The oldest book I own is a copy of "Hopkins and Underwood's New Arithmetic: Mental" published in 1903.
I bought it from Half Price Books in Dallas, because I loved it's "palm-sizedness" and it's green fabric cover. But since mathematics are not easy for me, I find it strange I would buy a math book. Then again, the title does say "Mental"...
The back cover lists the contract price as 22 cents. And, get this, the listed exchange price is 11 cents! I have never resold a book back to the university bookstore for HALF of it's original price!! It's usually been something like 1/5th the cover price. What a racket those college bookstores run.

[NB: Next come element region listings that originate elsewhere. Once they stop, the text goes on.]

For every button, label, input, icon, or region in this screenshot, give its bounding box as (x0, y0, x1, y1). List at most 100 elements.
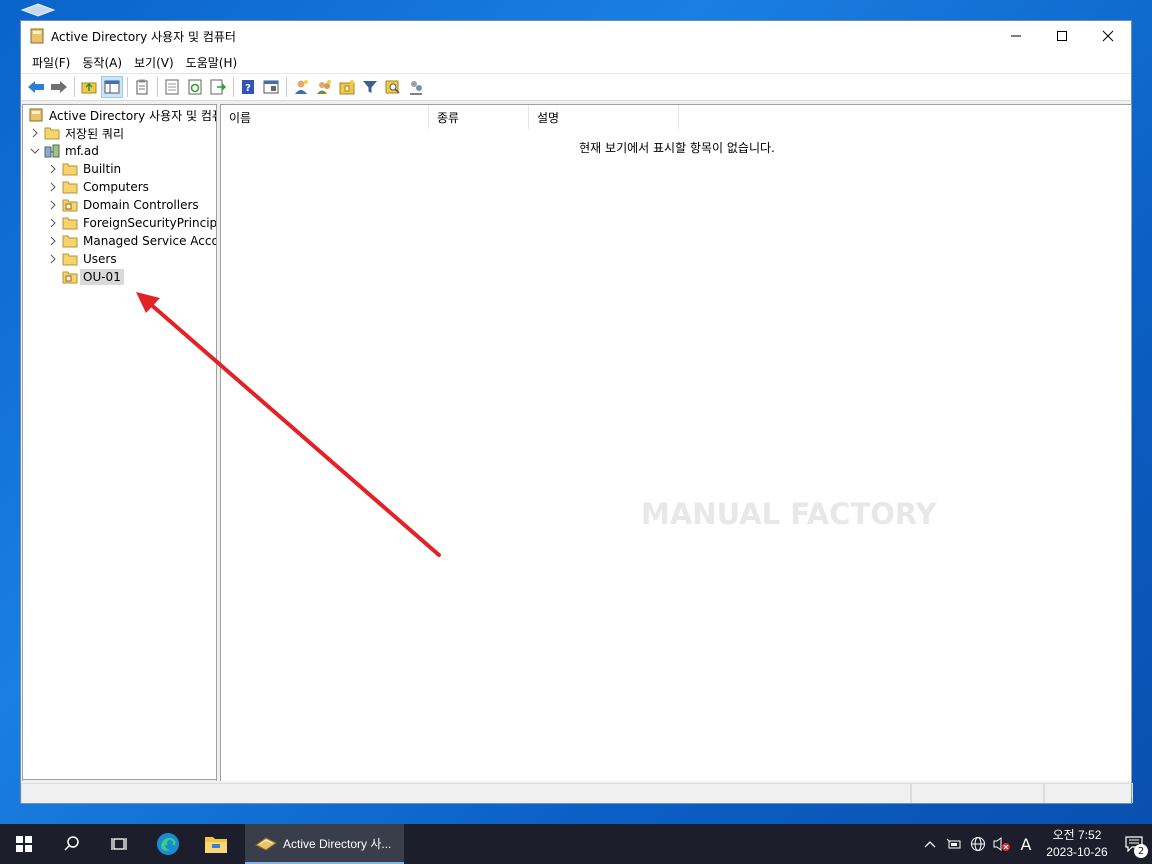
folder-icon (62, 163, 78, 176)
tree-item-ou-01[interactable]: OU-01 (46, 268, 124, 286)
tree-item-domain-controllers[interactable]: Domain Controllers (46, 196, 199, 214)
ime-mode-indicator: A (1020, 834, 1032, 854)
find-button[interactable] (382, 76, 404, 98)
tree-item-label: mf.ad (65, 144, 99, 158)
chevron-right-icon[interactable] (28, 128, 42, 138)
domain-icon (44, 144, 60, 158)
show-tree-icon (104, 80, 120, 94)
clock[interactable]: 오전 7:52 2023-10-26 (1038, 827, 1116, 861)
minimize-icon (1011, 35, 1021, 37)
title-bar: Active Directory 사용자 및 컴퓨터 (21, 21, 1131, 51)
ou-folder-icon (62, 199, 78, 212)
close-icon (1102, 30, 1114, 42)
edge-button[interactable] (144, 824, 192, 864)
folder-icon (62, 181, 78, 194)
show-hidden-icons-button[interactable] (918, 824, 942, 864)
network-button[interactable] (966, 824, 990, 864)
maximize-icon (1057, 31, 1067, 41)
find-icon (385, 80, 400, 94)
list-header: 이름 종류 설명 (221, 105, 1131, 129)
tree-item-saved-queries[interactable]: 저장된 쿼리 (28, 124, 124, 142)
ad-taskbar-icon (255, 837, 277, 851)
tree-item-label: ForeignSecurityPrincipals (83, 216, 217, 230)
properties-button[interactable] (161, 76, 183, 98)
toolbar-separator (286, 77, 287, 97)
detail-view-button[interactable] (260, 76, 282, 98)
menu-action[interactable]: 동작(A) (77, 54, 127, 71)
menu-file[interactable]: 파일(F) (27, 54, 75, 71)
battery-button[interactable] (942, 824, 966, 864)
up-one-level-button[interactable] (78, 76, 100, 98)
input-language-button[interactable]: A (1014, 824, 1038, 864)
desktop-shortcut-icon[interactable] (18, 0, 58, 18)
help-icon: ? (242, 80, 254, 94)
show-hide-tree-button[interactable] (101, 76, 123, 98)
clipboard-button[interactable] (131, 76, 153, 98)
folder-icon (44, 127, 60, 140)
tree-item-users[interactable]: Users (46, 250, 117, 268)
new-user-button[interactable] (290, 76, 312, 98)
chevron-up-icon (924, 841, 936, 848)
taskbar-app-active-directory[interactable]: Active Directory 사... (245, 824, 404, 864)
forward-button[interactable] (48, 76, 70, 98)
clock-time: 오전 7:52 (1052, 828, 1102, 842)
new-ou-button[interactable] (336, 76, 358, 98)
tree-item-builtin[interactable]: Builtin (46, 160, 121, 178)
notification-center-button[interactable]: 2 (1116, 824, 1152, 864)
tree-item-label: Builtin (83, 162, 122, 176)
tree-item-domain[interactable]: mf.ad (28, 142, 99, 160)
tree-item-computers[interactable]: Computers (46, 178, 149, 196)
export-list-button[interactable] (207, 76, 229, 98)
chevron-down-icon[interactable] (28, 147, 42, 155)
start-button[interactable] (0, 824, 48, 864)
volume-muted-icon (993, 837, 1010, 851)
maximize-button[interactable] (1039, 21, 1085, 51)
properties-icon (165, 79, 179, 95)
power-plug-icon (946, 838, 961, 849)
chevron-right-icon[interactable] (46, 200, 60, 210)
empty-list-message: 현재 보기에서 표시할 항목이 없습니다. (579, 141, 775, 155)
new-group-button[interactable] (313, 76, 335, 98)
tree-item-label: Computers (83, 180, 149, 194)
tree-item-label: 저장된 쿼리 (65, 126, 125, 141)
task-view-button[interactable] (96, 824, 144, 864)
tree-item-label: OU-01 (80, 269, 124, 285)
tree-item-foreign-security-principals[interactable]: ForeignSecurityPrincipals (46, 214, 217, 232)
chevron-right-icon[interactable] (46, 164, 60, 174)
chevron-right-icon[interactable] (46, 236, 60, 246)
new-ou-icon (339, 80, 355, 95)
refresh-button[interactable] (184, 76, 206, 98)
toolbar-separator (157, 77, 158, 97)
delegate-button[interactable] (405, 76, 427, 98)
search-button[interactable] (48, 824, 96, 864)
menu-view[interactable]: 보기(V) (129, 54, 179, 71)
tree-item-managed-service-accounts[interactable]: Managed Service Accou (46, 232, 216, 250)
column-header-name[interactable]: 이름 (221, 105, 429, 129)
column-header-type[interactable]: 종류 (429, 105, 529, 129)
filter-icon (363, 81, 377, 93)
toolbar-separator (233, 77, 234, 97)
file-explorer-button[interactable] (192, 824, 240, 864)
result-list[interactable]: 이름 종류 설명 현재 보기에서 표시할 항목이 없습니다. MANUAL FA… (220, 104, 1132, 798)
chevron-right-icon[interactable] (46, 254, 60, 264)
back-button[interactable] (25, 76, 47, 98)
toolbar-separator (127, 77, 128, 97)
task-view-icon (111, 838, 127, 850)
clock-date: 2023-10-26 (1046, 845, 1108, 859)
close-button[interactable] (1085, 21, 1131, 51)
minimize-button[interactable] (993, 21, 1039, 51)
tree-root[interactable]: Active Directory 사용자 및 컴퓨 (28, 106, 216, 124)
help-button[interactable]: ? (237, 76, 259, 98)
app-window: Active Directory 사용자 및 컴퓨터 파일(F) 동작(A) 보… (20, 20, 1133, 804)
globe-network-icon (971, 837, 985, 851)
column-header-description[interactable]: 설명 (529, 105, 679, 129)
new-group-icon (317, 80, 331, 94)
menu-help[interactable]: 도움말(H) (181, 54, 243, 71)
ad-root-icon (29, 108, 43, 122)
filter-button[interactable] (359, 76, 381, 98)
volume-button[interactable] (990, 824, 1014, 864)
ad-app-icon (30, 28, 44, 44)
chevron-right-icon[interactable] (46, 218, 60, 228)
console-tree: Active Directory 사용자 및 컴퓨 저장된 쿼리 mf.ad B… (22, 104, 217, 780)
chevron-right-icon[interactable] (46, 182, 60, 192)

I used to have a copy of "The Land That Time Forgot" I got from my mom's antique store. I was so intent on reading it that I let the page crumbles fall into my lap every night. And the smell of those decaying book pages... well, it's a very memorable smell. Now I'm wondering what happened to that book.
You can see my post about our old books here. Our oldest is 1856/57.

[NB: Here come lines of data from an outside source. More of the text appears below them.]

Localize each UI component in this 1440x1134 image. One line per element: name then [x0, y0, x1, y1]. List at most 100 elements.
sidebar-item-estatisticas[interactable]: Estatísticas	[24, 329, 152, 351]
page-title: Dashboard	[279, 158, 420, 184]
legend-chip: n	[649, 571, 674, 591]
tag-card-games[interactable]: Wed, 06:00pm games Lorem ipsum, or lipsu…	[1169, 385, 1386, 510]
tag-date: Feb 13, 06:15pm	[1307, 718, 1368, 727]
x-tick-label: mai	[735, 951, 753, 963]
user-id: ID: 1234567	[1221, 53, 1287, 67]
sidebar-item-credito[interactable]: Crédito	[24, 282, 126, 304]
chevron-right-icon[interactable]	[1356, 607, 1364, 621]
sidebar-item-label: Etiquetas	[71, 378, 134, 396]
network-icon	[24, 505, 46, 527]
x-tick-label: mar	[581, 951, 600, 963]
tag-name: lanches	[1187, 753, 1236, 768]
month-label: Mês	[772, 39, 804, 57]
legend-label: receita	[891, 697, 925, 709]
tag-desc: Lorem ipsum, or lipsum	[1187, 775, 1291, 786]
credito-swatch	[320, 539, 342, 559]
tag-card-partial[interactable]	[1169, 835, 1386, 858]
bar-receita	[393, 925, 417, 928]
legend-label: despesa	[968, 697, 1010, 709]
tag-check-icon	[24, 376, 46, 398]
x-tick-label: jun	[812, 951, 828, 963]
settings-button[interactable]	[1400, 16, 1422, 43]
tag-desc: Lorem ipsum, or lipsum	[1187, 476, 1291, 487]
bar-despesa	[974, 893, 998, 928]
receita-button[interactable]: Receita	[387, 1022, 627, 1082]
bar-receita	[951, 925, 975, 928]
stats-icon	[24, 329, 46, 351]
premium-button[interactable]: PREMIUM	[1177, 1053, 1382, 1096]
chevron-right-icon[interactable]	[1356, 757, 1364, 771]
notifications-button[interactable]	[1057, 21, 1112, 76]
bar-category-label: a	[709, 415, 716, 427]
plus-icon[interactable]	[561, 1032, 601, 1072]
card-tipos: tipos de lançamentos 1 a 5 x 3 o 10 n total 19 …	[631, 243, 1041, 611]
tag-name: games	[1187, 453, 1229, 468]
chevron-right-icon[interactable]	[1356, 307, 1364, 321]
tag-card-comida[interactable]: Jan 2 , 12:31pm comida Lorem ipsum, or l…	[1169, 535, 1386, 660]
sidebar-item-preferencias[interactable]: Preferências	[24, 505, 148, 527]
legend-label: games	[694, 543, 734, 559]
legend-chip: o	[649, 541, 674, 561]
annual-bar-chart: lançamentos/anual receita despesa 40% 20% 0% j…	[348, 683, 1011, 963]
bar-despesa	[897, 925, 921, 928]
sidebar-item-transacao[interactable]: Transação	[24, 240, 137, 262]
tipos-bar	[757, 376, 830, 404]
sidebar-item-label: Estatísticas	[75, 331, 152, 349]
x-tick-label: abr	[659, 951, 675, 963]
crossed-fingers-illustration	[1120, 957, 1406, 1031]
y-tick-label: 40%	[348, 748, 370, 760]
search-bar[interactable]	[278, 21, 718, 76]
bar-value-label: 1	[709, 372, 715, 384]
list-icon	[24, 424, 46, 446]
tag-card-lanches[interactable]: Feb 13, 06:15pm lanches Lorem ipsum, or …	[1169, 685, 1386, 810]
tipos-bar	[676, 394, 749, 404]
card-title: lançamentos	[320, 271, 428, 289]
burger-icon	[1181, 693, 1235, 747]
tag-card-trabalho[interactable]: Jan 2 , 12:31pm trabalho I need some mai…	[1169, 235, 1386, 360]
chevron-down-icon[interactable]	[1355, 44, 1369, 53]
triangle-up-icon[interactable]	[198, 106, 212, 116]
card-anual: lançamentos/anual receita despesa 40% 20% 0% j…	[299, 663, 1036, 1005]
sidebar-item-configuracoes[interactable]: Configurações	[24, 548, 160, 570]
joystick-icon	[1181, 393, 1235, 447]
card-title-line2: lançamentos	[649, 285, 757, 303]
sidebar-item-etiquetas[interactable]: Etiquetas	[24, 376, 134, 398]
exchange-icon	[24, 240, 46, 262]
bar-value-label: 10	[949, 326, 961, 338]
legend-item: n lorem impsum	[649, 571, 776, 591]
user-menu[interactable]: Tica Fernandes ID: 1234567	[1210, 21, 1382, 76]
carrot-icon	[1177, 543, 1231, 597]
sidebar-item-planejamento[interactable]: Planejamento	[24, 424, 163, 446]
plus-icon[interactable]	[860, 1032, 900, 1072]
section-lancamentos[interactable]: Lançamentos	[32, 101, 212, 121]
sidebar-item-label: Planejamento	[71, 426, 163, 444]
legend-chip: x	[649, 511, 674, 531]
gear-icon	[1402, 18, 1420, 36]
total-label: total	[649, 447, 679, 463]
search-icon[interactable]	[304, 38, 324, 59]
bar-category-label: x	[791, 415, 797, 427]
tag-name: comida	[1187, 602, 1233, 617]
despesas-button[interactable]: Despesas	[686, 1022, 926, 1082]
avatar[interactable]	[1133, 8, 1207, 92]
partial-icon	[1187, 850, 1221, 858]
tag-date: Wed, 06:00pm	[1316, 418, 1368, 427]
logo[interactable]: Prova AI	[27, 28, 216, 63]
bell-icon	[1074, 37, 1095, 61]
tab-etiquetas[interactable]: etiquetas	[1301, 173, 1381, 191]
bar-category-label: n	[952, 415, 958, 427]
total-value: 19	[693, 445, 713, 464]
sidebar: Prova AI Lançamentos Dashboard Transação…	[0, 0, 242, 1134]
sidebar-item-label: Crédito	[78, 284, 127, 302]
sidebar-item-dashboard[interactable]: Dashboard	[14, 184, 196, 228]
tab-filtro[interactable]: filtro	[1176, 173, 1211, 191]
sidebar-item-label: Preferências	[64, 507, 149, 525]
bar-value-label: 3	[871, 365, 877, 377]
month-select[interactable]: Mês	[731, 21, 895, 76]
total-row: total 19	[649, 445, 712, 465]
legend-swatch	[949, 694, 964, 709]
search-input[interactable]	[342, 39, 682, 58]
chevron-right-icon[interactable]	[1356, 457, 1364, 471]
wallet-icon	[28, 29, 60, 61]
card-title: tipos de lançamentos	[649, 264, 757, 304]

We also bought an old math book: "Durell's Advance Arithmetic", 1912, by Fletcher Durell, PhD, head of the Mathematical Department, The Lawrenceville School. The owner of the book was one Joseph Harris Tarver (Tarve?) of 3801 Beverly Drive, Hiland Park, Dallas, Texas who wrote in the front of the book "He who steals this book shall go to hell."
Rhonda,
Hahaha!
I wonder if Joseph Harris Tarver grew up to be a hell-fire and brimstone preacher.